Using Pact in Node.js, the consumer side looks like:

const { PactV3 } = require('@pact-foundation/pact');
const provider = new PactV3({ consumer: 'WebApp', provider: 'UserService' });

provider
  .uponReceiving('a request for user 42')
  .withRequest({ method: 'GET', path: '/users/42' })
  .willRespondWith({
    status: 200,
    body: { id: 42, email: 'jane@example.com' },
  });

await provider.executeTest(async (mock) => {
  const user = await fetchUser(mock.url, 42);
  expect(user.email).toBe('jane@example.com');
});

Running this generates a JSON contract file. You publish it to the broker. The provider then runs its verification suite, which replays the contract against a real instance of UserService.

 Consumer test         Broker          Provider test
   |                    |                   |
   | -- publish ------> |                   |
   |                    | <-- fetch ------- |
   |                    |                   |
   |                    | -- verify ------> |
   |                    | <-- result ------ |
   |                    |                   |
 pass/fail           records          pass/fail
Consumer-driven contract test flow

If UserService renames email to emailAddress, provider verification fails immediately.

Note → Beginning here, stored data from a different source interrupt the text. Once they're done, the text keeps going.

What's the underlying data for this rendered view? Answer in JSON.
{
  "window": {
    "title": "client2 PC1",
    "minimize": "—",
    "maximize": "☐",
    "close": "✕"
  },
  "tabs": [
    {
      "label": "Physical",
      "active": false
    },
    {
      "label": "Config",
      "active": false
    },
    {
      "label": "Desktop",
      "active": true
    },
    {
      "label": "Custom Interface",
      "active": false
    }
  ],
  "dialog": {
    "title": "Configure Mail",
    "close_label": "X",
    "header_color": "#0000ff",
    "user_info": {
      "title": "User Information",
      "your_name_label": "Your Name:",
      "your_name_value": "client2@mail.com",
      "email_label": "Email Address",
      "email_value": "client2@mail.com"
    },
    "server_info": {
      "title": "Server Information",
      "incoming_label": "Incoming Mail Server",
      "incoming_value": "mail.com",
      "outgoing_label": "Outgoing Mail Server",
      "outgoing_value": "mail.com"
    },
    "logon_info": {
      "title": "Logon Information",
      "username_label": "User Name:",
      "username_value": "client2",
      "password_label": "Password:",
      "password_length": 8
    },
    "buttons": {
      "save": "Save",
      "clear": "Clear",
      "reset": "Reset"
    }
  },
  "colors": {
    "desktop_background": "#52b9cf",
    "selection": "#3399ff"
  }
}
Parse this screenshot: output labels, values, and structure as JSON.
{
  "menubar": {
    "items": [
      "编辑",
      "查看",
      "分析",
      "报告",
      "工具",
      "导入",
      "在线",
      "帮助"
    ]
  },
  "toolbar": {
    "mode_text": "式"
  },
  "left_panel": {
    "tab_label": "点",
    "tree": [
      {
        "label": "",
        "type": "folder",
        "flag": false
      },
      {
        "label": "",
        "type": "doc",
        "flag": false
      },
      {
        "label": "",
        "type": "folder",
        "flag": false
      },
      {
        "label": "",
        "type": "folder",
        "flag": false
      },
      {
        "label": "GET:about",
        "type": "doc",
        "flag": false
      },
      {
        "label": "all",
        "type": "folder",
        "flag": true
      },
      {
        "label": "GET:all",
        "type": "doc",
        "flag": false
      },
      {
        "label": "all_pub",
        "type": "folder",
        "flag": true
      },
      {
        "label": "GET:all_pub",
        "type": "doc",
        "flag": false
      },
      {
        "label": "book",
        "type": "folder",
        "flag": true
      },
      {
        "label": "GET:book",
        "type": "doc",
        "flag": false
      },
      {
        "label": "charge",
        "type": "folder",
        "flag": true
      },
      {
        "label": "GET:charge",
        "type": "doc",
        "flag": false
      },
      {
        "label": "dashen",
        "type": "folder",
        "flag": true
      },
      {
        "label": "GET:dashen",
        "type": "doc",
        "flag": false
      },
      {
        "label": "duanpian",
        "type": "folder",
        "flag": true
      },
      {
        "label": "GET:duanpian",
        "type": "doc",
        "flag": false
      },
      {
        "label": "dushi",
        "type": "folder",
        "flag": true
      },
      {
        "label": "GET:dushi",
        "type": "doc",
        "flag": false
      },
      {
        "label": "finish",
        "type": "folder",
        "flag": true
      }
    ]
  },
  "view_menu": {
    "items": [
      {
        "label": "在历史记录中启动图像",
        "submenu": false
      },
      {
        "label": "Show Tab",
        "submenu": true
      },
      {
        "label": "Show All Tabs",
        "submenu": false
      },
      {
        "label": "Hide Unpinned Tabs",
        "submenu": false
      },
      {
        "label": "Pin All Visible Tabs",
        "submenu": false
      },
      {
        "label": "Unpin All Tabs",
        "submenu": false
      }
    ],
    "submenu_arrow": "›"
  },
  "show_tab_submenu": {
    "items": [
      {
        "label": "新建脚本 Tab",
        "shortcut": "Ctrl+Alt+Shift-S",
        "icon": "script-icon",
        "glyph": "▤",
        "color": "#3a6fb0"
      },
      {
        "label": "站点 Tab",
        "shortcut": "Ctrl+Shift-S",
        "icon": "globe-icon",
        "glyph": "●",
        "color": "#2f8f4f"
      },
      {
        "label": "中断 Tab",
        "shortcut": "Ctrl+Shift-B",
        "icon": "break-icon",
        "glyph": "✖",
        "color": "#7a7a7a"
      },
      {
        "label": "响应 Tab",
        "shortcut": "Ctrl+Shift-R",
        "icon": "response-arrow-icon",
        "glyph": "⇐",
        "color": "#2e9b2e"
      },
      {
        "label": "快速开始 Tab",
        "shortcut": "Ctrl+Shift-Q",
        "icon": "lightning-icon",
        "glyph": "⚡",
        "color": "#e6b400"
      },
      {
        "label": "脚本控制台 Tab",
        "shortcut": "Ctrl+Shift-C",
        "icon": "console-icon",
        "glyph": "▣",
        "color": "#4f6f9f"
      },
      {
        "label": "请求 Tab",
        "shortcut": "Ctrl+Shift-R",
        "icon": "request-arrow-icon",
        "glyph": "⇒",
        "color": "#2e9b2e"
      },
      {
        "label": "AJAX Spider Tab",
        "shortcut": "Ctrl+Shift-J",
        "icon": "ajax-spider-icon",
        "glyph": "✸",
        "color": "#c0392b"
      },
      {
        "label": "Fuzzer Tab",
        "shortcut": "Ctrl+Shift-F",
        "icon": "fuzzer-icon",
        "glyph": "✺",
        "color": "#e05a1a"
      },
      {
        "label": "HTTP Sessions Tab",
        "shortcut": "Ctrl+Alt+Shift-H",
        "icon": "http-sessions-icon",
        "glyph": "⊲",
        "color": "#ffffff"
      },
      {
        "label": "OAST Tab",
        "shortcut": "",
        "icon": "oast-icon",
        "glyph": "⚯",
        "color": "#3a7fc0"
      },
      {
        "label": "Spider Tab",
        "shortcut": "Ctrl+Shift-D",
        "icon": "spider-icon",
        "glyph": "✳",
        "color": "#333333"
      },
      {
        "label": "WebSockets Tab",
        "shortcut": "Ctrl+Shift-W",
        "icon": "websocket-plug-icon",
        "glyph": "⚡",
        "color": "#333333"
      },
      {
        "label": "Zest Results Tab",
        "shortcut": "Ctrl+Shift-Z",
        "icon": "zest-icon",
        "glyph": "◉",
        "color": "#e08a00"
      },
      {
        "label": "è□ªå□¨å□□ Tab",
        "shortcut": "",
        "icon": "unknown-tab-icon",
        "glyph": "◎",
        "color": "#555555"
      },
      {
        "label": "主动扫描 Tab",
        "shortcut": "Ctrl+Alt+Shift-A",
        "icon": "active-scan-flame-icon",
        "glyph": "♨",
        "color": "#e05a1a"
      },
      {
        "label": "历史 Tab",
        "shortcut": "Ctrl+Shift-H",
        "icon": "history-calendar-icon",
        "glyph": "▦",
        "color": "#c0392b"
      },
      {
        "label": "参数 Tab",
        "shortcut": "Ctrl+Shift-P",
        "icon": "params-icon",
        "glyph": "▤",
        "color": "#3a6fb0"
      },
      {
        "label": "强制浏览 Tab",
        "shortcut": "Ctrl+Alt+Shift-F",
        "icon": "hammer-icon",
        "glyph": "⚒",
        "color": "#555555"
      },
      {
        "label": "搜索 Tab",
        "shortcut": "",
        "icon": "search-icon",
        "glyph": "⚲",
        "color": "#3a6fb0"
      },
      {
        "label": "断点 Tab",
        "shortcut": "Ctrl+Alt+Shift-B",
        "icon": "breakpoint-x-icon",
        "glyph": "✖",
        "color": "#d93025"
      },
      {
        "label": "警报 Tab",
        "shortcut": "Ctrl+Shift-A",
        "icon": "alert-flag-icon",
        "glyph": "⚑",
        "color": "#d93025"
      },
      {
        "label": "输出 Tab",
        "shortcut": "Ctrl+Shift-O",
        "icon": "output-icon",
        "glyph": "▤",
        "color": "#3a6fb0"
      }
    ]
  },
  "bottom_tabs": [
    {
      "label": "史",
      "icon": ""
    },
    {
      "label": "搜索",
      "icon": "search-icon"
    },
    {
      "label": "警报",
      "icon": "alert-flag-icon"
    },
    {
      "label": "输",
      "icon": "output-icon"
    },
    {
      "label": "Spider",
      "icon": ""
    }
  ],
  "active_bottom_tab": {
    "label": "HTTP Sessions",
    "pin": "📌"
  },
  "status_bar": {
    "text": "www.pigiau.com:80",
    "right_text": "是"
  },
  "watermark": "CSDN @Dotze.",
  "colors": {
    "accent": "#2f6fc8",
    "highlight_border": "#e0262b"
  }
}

The broker also offers can-i-deploy checks — CI asks “can WebApp v3.4 deploy to prod given UserService v2.1?” and gets a yes or no.

Common Pitfalls

  • Treating contracts as full schemas: contracts should describe only what the consumer actually reads, not every field the provider returns.
  • Skipping verification on the provider: a contract is worthless if nobody verifies it on the producing side.
  • Pinning to exact values: use matchers (like, term) so contracts do not break when timestamps or IDs change.
  • No broker, just shared files: a broker tracks versions and compatibility; without it you lose can-i-deploy.
  • Confusing with integration tests: contracts do not test real network calls between live services — they test that each side honors a shared shape.

Practical Tips

Start with one pair of services that talk frequently and break often. Get the consumer test green, publish to the broker, wire up provider verification, then add can-i-deploy to CI. Keep contracts small; one interaction per scenario. Tag pacts with the consumer version so old contracts can be retired. And document the workflow: contract testing is a team sport, and silent breakage often comes from one side ignoring the broker.

Wrap-up

Contract tests give you the safety of integration testing without the cost of shared environments. They shine in distributed systems where teams ship independently. Adopt them when “we broke an upstream caller” becomes a recurring incident — the payoff is fewer surprise outages and faster, more confident deploys.